Dirigida por el misterioso Todd Field, que abandonó su carrera de actuación hace menos de una década para concentrarse en una espaciada filmografía como director, su más reciente película se concentra en Lydia Tár (Cate Blanchett), la primera mujer —ficticia— en conducir la Orquesta Filarmónica de Berlín, quien lleva una vida exitosa pero aparentemente amenazada por los resentimientos que produce. Field aprovecha la cotidianidad de su protagonista para construir carácter apoyándose en pequeñas pero significativas acciones y en la actuación de Blanchett. Por eso, antes de salir a un conversatorio con el escritor Adam Gopnik durante el New Yorker Festival, hay un énfasis en Lydia mientras se prepara de forma extravagante: la mirada fija, como la de un lobo concentrado en su presa, y aspavientos raros; gestos y bufidos que hablan de un temperamento atlético: salir al público es hacer una interpretación importante, ya sea conduciendo la orquesta, grabando música o dando cátedra. Una vez en el escenario ella se niega a reírse de los chistes de Gopnik, aunque se va soltando, pero sobre todo rechaza las reivindicaciones de nuestro tiempo: prefiere que la llamen “maestro”, en vez de usar el sustantivo en femenino.

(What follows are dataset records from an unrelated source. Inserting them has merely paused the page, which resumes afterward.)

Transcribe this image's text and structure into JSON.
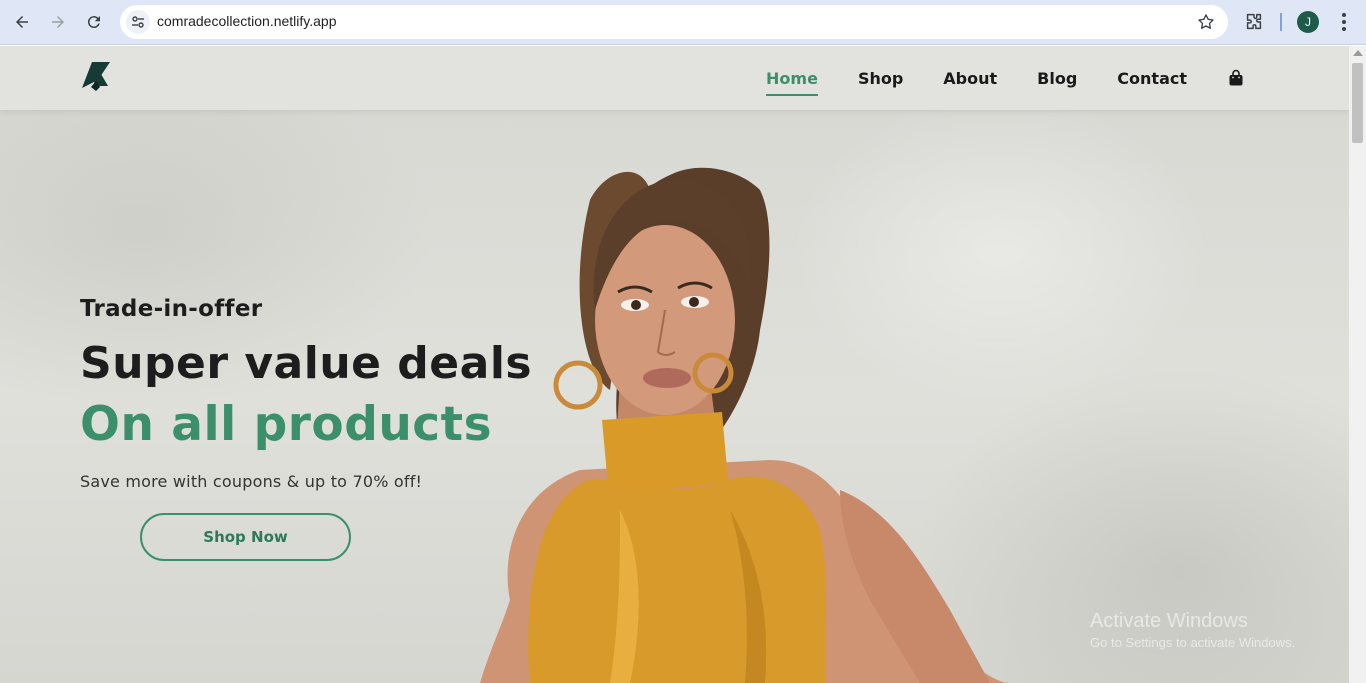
{
  "browser": {
    "url": "comradecollection.netlify.app",
    "profile_initial": "J",
    "icons": [
      "back-arrow-icon",
      "forward-arrow-icon",
      "reload-icon",
      "site-settings-icon",
      "bookmark-star-icon",
      "extensions-puzzle-icon",
      "kebab-menu-icon"
    ]
  },
  "header": {
    "logo": "comrade-logo-icon",
    "nav": [
      {
        "label": "Home",
        "active": true
      },
      {
        "label": "Shop",
        "active": false
      },
      {
        "label": "About",
        "active": false
      },
      {
        "label": "Blog",
        "active": false
      },
      {
        "label": "Contact",
        "active": false
      }
    ],
    "cart_icon": "shopping-bag-icon"
  },
  "hero": {
    "subtitle": "Trade-in-offer",
    "headline": "Super value deals",
    "headline_accent": "On all products",
    "tagline": "Save more with coupons & up to 70% off!",
    "cta_label": "Shop Now",
    "image": "model-in-mustard-halter-dress"
  },
  "watermark": {
    "line1": "Activate Windows",
    "line2": "Go to Settings to activate Windows."
  },
  "colors": {
    "accent": "#3c8f6b",
    "header_bg": "#e2e3df",
    "text_dark": "#1d1d1d",
    "dress": "#d89a2a"
  }
}
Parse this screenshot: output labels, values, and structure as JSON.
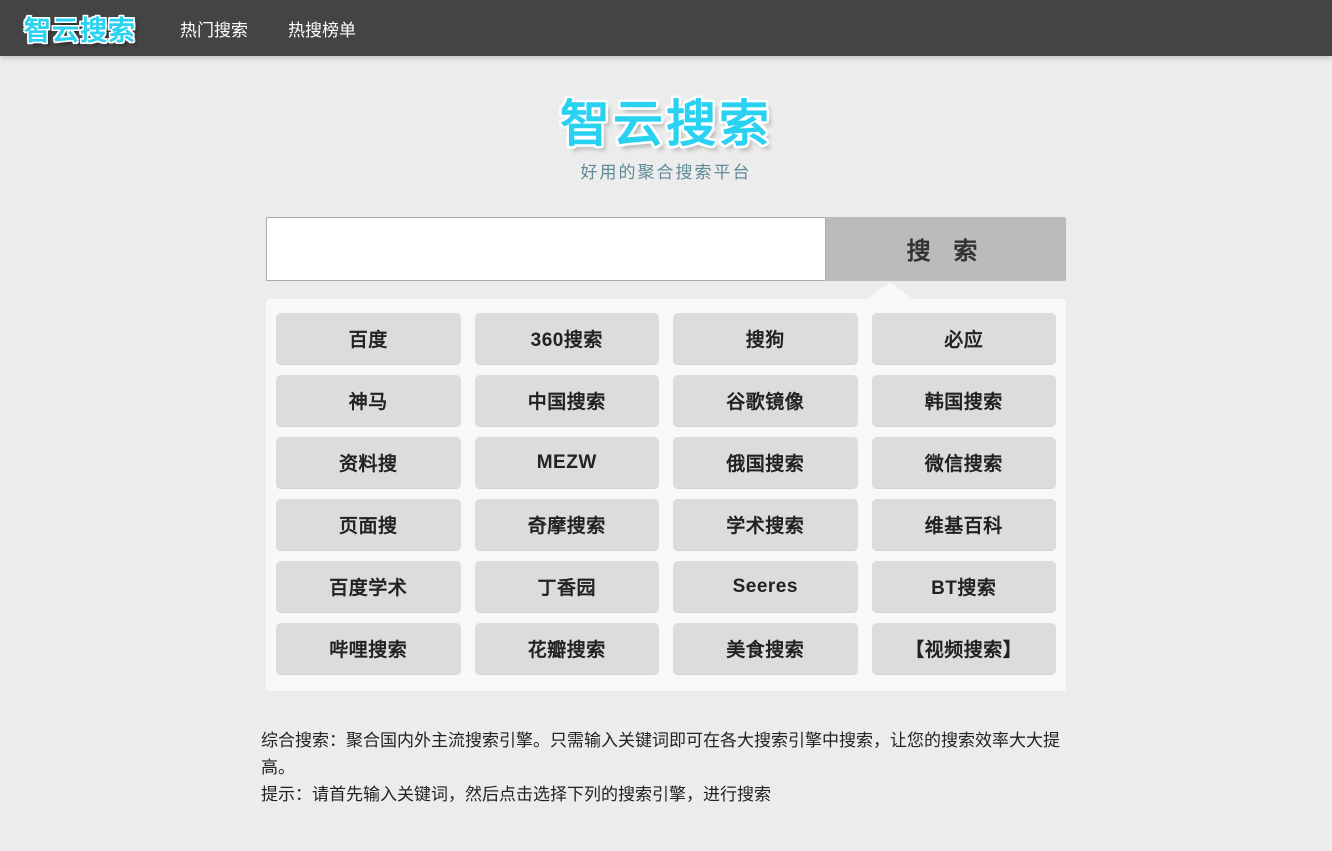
{
  "header": {
    "logo": "智云搜索",
    "nav_items": [
      {
        "label": "热门搜索"
      },
      {
        "label": "热搜榜单"
      }
    ]
  },
  "brand": {
    "title": "智云搜索",
    "subtitle": "好用的聚合搜索平台",
    "accent_color": "#2ad2f2",
    "subtitle_color": "#5f8a96"
  },
  "search": {
    "value": "",
    "placeholder": "",
    "button_label": "搜 索"
  },
  "engines": [
    {
      "label": "百度"
    },
    {
      "label": "360搜索"
    },
    {
      "label": "搜狗"
    },
    {
      "label": "必应"
    },
    {
      "label": "神马"
    },
    {
      "label": "中国搜索"
    },
    {
      "label": "谷歌镜像"
    },
    {
      "label": "韩国搜索"
    },
    {
      "label": "资料搜"
    },
    {
      "label": "MEZW"
    },
    {
      "label": "俄国搜索"
    },
    {
      "label": "微信搜索"
    },
    {
      "label": "页面搜"
    },
    {
      "label": "奇摩搜索"
    },
    {
      "label": "学术搜索"
    },
    {
      "label": "维基百科"
    },
    {
      "label": "百度学术"
    },
    {
      "label": "丁香园"
    },
    {
      "label": "Seeres"
    },
    {
      "label": "BT搜索"
    },
    {
      "label": "哔哩搜索"
    },
    {
      "label": "花瓣搜索"
    },
    {
      "label": "美食搜索"
    },
    {
      "label": "【视频搜索】"
    }
  ],
  "description": {
    "line1": "综合搜索：聚合国内外主流搜索引擎。只需输入关键词即可在各大搜索引擎中搜索，让您的搜索效率大大提高。",
    "line2": "提示：请首先输入关键词，然后点击选择下列的搜索引擎，进行搜索"
  },
  "theme": {
    "nav_background": "#444444",
    "page_background": "#ececec",
    "panel_background": "#f8f8f8",
    "engine_button_background": "#dcdcdc",
    "search_button_background": "#bbbbbb"
  }
}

A lo largo de la película, Lydia es paseada, asistida, mimada, invitada, porque despierta una admiración sin fondo, tal como la que ella siente por los grandes compositores cuya obra interpreta; sin embargo, ese fanatismo hermenéutico desaparece en su trato con personas que encuentra menores: a menudo se lava las manos, como si le diera asco la humanidad sin talento; los personajes que trabajan para ella suelen ser remplazados sin demasiada consideración, y en una escena importante humilla discretamente a un alumno de la prestigiosa escuela de música Juilliard. Ya volveremos a ella, pero antes tengo que cerrar el retrato con los aspectos más generosos de la protagonista: en cuanto llega a casa y descubre que su esposa y concertino, Sharon (Nina Hoss), tiene un malestar, Lydia se apresura a cuidarla; Petra (Mila Bogojevic), la hija adoptada de Sharon, recibe el mismo cariño, expresado en acciones como llevarla a la escuela y jugar con ella.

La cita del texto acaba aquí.